Create ist eine Methode der Klasse Service von der dein Client erbt.

Diese dient dazu Services entsprechend einer WSDL-Location und eines Servicenamens zu erzeugen.
Diese Funktionalität wird aber bereits durch deine Klasse "Gaming" bereitgestellt, welche dir eine Instanz eines Services mit den in der WSDL hinterlegten Daten erzeugt.
(wenn du dir die Klasse ansiehst, wirst du im Konstruktor von Gaming einen Aufruf a la:"super(wsdlLocation,serviceName)" sehen)




Um jetzt eine Funktion deines Webservices aufrufen, muss dein Programm aber nicht nur wissen WO (=wsdlLocation) der Service liegt und WIE(=serviceName) er heisst.
Er muss zusätzlich wissen, welches Protokoll er für den Aufruf verwenden soll. Gegeben durch das Binding, welches über die in der WSDL hinterlegten Ports zur definiert sind.

Auf diesem Port (Ort,Name,Protokoll sind jetzt bekannt) kannst du dann die Methode deines Webserivces aufrufen. 

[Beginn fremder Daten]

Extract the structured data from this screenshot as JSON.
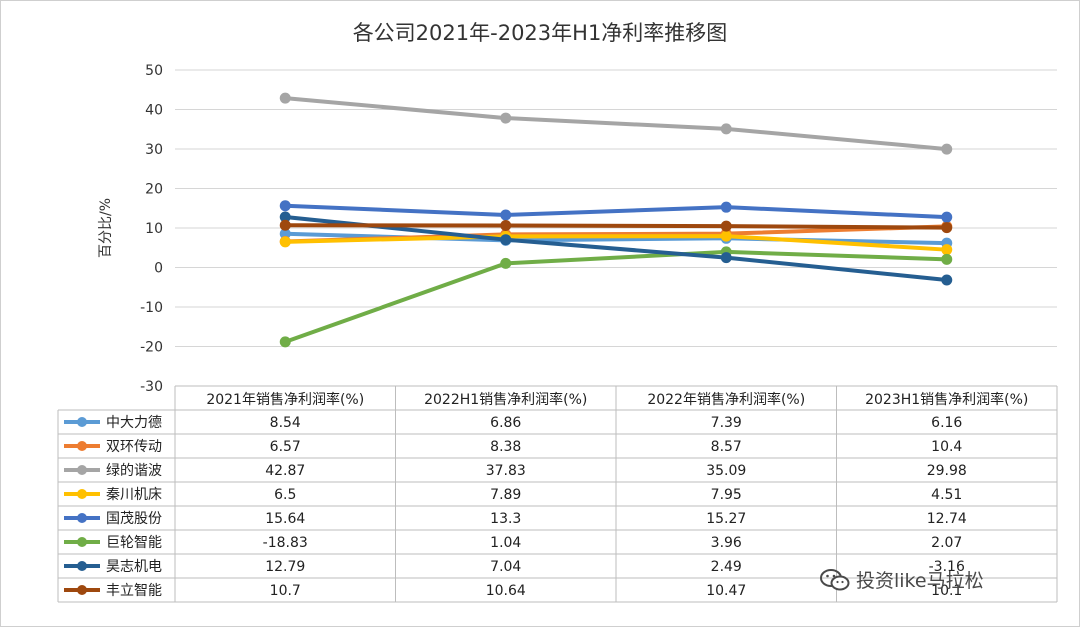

Ist zwar sachlich jetzt nicht 100% richtig. Aber ich hoffe es wird zumindest klar, was dir gerade noch fehlt.

Beispiel:

Gaming gamingServiceProxy = new Gaming();   // <--Service-Proxy...wo liegt der Service und wie heisst er
GamingService gamingServicePort = gamingServiceProxy.getGamingSOAP();  // <--SOAP-Port...benutzer das SOAPProtokoll für die Anfrage
DoSomethingResponseObject response = gamingServicePort.doSomething(); // <--Methode deines Webservices...Eine Anfrage für die Webservice-Methode DoSomething wird jetzt also mit dem SOAPBinding an die "Standard-URL" des Webservices gesendet


Wenn ich nachher noch Zeit habe, schreib ichs vielleicht nochmal ausführlicher.


----------